Monday, January 14, 2013

Effective (pronunciation) learning techniques

You may have seen a media report on this new research monograph, Improving Students’ Learning With Effective Learning Techniques: Promising Directions From Cognitive and Educational Psychology by Dunlosky, Rawson, Marsh, Nathan and Willingham (published online by Psychological Science in the public interest). If you have the time, it is worth reading through. Here's why. The research focused on 10 learning strategies used by students, mostly in high school and college. By "learning strategies" the authors mean, for the most part, what students do on their own, outside of the "curriculum," in studying (for tests!) and homework.

Credit: AMPISys, Inc.
Among the the "winners" of the 10 are "distributed practice" strategies such as taking practice tests and spreading out study sessions. The bottom three were: underlining, rereading and using "mnemonic devices." The monograph itself is a great piece of work (although at times a bit overly optimistic on what "Cognitive and Educational Psychology" is up to or worth). What was fascinating was the general conclusion that "educators" (not specifically defined) do not do enough with this area. At least some of the blame goes to teacher education where, in the review of current TT textbooks, little or no mention is made of research into learning strategies/techniques and what students do "on their own" and how they learn to do what they do.

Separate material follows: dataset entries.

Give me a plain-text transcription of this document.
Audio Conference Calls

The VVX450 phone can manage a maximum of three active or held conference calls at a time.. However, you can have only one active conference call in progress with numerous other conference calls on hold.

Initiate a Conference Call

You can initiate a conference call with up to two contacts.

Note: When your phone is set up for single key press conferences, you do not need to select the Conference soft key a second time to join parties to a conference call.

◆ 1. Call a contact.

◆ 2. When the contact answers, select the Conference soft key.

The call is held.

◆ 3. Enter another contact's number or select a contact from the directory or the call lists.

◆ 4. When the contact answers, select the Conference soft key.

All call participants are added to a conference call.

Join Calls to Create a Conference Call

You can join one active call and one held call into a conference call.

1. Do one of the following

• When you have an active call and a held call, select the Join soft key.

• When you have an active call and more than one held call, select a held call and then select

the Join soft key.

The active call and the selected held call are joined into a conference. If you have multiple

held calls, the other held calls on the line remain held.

EHIEP is based on the idea of providing instructors and students with a range of strategies for anchoring pronunciation work and (by extension) using those outside of class. Although the basic curriculum is designed to be carried out successfully in a classroom setting-without depending on students practicing outside of class in any systematic manner, the optional Student Workbook and accompanying haptic video and audio packet are strongly recommended whenever possible. (The complete system will be available at the 2013 TESOL conference in Dallas for the first time. Some of the new demonstration videos will be linked here off the blog next month.) Keep in touch. 

1 comment:

Bill Acton said...

One of the unspoken assumptions of the monograph is that the efficacy of the strategies was also closely related to the REASON or what generally motivates students to study or do homework: assessment. And since there is such strong "anti-testing" sentiment in many quarters, there may be a very good reason as well as to why teachers are not all that inclined to assist students in developing those types of strategies or techniques. Teach to the test? Never!